2. Les conditions de délai

L'article 38 de la Constitution prévoit deux délais, tous deux déterminés par la loi d'habilitation : celui pendant lequel le Gouvernement est autorisé à prendre, par ordonnance, des mesures qui relèvent normalement du domaine de la loi et, le délai au cours duquel, les ordonnances ayant été publiées, le Gouvernement doit déposer devant le Parlement un projet de loi de ratification afin d'éviter que celles-ci ne deviennent caduques.

En vertu de l'article 38 précité, le premier délai, soit celui pendant lequel peuvent intervenir les ordonnances, est « limité ». Le plus souvent comprise entre trois et dix-huit mois, la durée du délai d'habilitation a eu tendance à s'allonger au cours des dernières années.

Il semble que le caractère limité du délai considéré doive être apprécié au regard de la finalité justifiant l'habilitation et de l'étendue du champ couvert par celle-ci. La jurisprudence n'a cependant pas été conduite à préciser la notion de « délai limité ».

Pendant ce premier délai, généralement désigné comme le délai d'habilitation, le Parlement se trouve dessaisi : la capacité de légiférer dans les matières visées par la loi d'habilitation en vue d'atteindre l'objectif fixé est transférée au Gouvernement et ce dernier peut s'opposer à toute tentative parlementaire contrevenant à la délégation donnée : le premier alinéa de l'article 41 de la Constitution dispose en effet que « s'il apparaît au cours de la procédure législative qu'une proposition ou un amendement [...] est contraire à une délégation accordée en vertu de l'article 38, le Gouvernement peut opposer l'irrecevabilité ».

Si cette disposition contraint l'initiative parlementaire pendant le délai d'habilitation, c'est-à-dire tend à prévenir toute immixtion dans le domaine délégué, et permet en conséquence au Gouvernement de faire respecter les frontières de l'habilitation, on peut s'interroger sur la possibilité pour le Parlement de modifier le champ de la délégation précédemment accordée.

Par ailleurs, le Conseil constitutionnel ne sanctionne pas l'intervention du législateur dans un domaine ayant fait l'objet d'une habilitation, dès lors que le Gouvernement n'a pas eu recours à la procédure d'irrecevabilité prévue à l'article 41 de la Constitution au cours du débat parlementaire 63 ( * ) .

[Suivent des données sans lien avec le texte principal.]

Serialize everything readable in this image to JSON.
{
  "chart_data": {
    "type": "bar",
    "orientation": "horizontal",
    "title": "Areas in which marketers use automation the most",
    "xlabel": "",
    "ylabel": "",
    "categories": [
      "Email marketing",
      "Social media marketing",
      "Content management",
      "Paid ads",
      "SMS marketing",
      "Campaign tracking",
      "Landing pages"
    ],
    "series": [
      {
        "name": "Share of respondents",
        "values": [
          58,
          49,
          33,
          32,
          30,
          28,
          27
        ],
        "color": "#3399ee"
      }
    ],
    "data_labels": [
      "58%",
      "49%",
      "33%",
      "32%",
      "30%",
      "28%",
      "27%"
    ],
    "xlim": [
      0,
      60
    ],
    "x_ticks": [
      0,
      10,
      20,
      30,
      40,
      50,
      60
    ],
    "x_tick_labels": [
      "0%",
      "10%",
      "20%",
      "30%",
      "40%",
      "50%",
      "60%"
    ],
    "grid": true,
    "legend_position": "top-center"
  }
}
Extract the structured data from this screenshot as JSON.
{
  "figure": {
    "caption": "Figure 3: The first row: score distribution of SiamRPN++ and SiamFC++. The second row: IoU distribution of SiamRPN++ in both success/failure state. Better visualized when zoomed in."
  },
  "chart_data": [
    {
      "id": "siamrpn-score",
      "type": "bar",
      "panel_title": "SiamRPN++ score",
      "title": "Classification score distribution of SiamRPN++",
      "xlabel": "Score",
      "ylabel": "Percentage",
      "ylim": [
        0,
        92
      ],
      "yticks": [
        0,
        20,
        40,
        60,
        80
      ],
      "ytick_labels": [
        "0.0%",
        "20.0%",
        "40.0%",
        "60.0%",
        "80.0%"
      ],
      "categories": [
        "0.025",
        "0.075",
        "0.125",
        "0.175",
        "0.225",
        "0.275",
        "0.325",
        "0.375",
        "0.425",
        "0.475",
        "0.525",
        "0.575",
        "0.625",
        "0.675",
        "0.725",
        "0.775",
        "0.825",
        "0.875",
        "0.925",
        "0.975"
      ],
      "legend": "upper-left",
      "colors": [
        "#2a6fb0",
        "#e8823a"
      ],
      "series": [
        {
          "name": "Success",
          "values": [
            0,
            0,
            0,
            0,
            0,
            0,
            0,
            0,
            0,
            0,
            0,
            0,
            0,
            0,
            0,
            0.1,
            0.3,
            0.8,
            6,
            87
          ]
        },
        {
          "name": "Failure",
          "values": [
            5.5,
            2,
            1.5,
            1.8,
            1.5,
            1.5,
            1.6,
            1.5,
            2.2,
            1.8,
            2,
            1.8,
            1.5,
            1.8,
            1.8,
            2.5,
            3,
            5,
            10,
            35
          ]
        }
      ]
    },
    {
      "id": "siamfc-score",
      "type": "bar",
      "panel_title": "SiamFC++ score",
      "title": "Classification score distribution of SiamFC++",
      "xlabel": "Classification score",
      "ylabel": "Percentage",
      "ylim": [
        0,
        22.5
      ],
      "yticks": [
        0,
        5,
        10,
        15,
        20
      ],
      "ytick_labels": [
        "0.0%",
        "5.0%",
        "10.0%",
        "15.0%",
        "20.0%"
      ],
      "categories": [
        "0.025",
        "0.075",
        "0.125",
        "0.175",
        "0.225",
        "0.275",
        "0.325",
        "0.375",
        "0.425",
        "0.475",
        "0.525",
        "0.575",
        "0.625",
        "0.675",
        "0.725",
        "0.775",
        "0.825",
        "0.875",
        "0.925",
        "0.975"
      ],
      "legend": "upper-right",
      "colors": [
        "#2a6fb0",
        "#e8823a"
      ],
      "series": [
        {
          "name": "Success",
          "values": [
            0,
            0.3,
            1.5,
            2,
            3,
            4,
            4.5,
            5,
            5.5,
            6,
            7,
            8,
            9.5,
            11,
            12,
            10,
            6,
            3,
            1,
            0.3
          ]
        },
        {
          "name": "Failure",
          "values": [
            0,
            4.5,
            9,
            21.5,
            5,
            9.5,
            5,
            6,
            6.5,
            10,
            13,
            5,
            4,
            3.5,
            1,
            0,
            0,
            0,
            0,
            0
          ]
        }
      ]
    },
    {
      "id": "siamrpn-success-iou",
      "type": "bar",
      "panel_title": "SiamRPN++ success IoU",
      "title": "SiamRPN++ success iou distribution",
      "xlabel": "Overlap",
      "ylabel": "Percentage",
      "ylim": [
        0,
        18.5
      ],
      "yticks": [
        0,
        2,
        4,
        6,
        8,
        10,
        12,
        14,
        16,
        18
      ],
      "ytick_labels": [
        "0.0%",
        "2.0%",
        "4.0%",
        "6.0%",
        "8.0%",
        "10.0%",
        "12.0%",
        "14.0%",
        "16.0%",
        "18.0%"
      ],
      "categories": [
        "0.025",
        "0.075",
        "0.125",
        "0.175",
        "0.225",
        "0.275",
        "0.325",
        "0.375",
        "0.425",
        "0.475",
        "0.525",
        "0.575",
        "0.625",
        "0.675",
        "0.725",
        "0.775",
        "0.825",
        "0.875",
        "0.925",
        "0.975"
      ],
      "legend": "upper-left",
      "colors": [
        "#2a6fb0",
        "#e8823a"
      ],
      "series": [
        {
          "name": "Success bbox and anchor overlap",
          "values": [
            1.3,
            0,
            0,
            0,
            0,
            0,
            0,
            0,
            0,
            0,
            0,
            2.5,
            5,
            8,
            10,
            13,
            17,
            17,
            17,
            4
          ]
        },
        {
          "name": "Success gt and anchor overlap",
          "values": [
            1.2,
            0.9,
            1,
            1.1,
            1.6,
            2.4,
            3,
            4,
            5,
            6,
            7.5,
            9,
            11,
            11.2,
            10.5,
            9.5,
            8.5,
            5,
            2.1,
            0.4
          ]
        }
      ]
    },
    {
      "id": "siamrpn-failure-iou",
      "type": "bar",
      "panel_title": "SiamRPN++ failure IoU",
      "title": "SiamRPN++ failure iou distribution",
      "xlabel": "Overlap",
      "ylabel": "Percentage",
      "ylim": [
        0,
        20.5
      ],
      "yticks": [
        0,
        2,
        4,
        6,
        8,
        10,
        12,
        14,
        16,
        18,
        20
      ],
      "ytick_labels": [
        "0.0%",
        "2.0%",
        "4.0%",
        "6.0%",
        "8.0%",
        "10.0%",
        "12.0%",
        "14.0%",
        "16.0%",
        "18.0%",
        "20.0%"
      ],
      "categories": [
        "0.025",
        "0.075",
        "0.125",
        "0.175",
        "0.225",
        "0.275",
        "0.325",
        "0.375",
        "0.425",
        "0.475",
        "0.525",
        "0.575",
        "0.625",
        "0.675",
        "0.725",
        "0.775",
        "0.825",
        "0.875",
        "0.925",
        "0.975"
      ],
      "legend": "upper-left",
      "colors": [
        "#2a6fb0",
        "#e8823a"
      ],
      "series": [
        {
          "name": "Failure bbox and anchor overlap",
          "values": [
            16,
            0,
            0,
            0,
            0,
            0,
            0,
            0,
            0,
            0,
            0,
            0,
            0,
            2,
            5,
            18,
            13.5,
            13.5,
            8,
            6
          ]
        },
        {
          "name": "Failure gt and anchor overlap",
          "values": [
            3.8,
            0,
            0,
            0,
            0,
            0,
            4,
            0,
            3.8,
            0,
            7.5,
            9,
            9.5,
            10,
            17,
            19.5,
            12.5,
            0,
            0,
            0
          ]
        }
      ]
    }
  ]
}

À l'expiration du délai d'habilitation , le Gouvernement ne peut plus prendre d'ordonnance : toute ordonnance dont la date de signature est postérieure à la date d'expiration du délai serait entachée d'illégalité comme émanant d'une autorité incompétente.

Le second délai visé par l'article 38 de la Constitution est celui imparti par la loi d'habilitation au Gouvernement pour déposer devant le Parlement , à peine de caducité des ordonnances prises, un projet de loi de ratification . Ce délai est usuellement de quelques mois soit à compter de l'entrée en vigueur de la loi d'habilitation elle-même, soit, de plus en plus souvent, à compter de celle des ordonnances concernées.

Le Conseil d'État a déjà été conduit à constater la caducité d'une ordonnance. Saisi d'un recours pour excès de pouvoir contre l'ordonnance n° 2002-327 du 7 mars 2002 portant adaptation de la législation aux transports intérieurs dans les départements de Guadeloupe, de Guyane et de Martinique et création d'agences des transports publics de personnes dans ces départements, il a déclaré le recours devenu sans objet dans la mesure où l'ordonnance était frappée de caducité du fait de l'absence de dépôt d'un projet de loi de ratification avant la date butoir du 30 juin 2002.

La caducité conduit à la disparition de l'ordonnance de l'ordonnancement juridique et au rétablissement de l'état du droit qui avait cours avant l'entrée en vigueur de celle-ci 64 ( * ) .

* 63 Décision n° 86-224 DC du 23 janvier 1987 sur la loi transférant à la juridiction judiciaire le contentieux des décisions du Conseil de la concurrence, qui modifiait les dispositions d'une ordonnance avant l'expiration du délai d'habilitation.

* 64 Décision du Conseil constitutionnel n° 86-208 DC des 1 er et 2 juillet 1986 sur la loi relative à l'élection des députés et autorisant le Gouvernement à délimiter par ordonnance les circonscriptions électorales.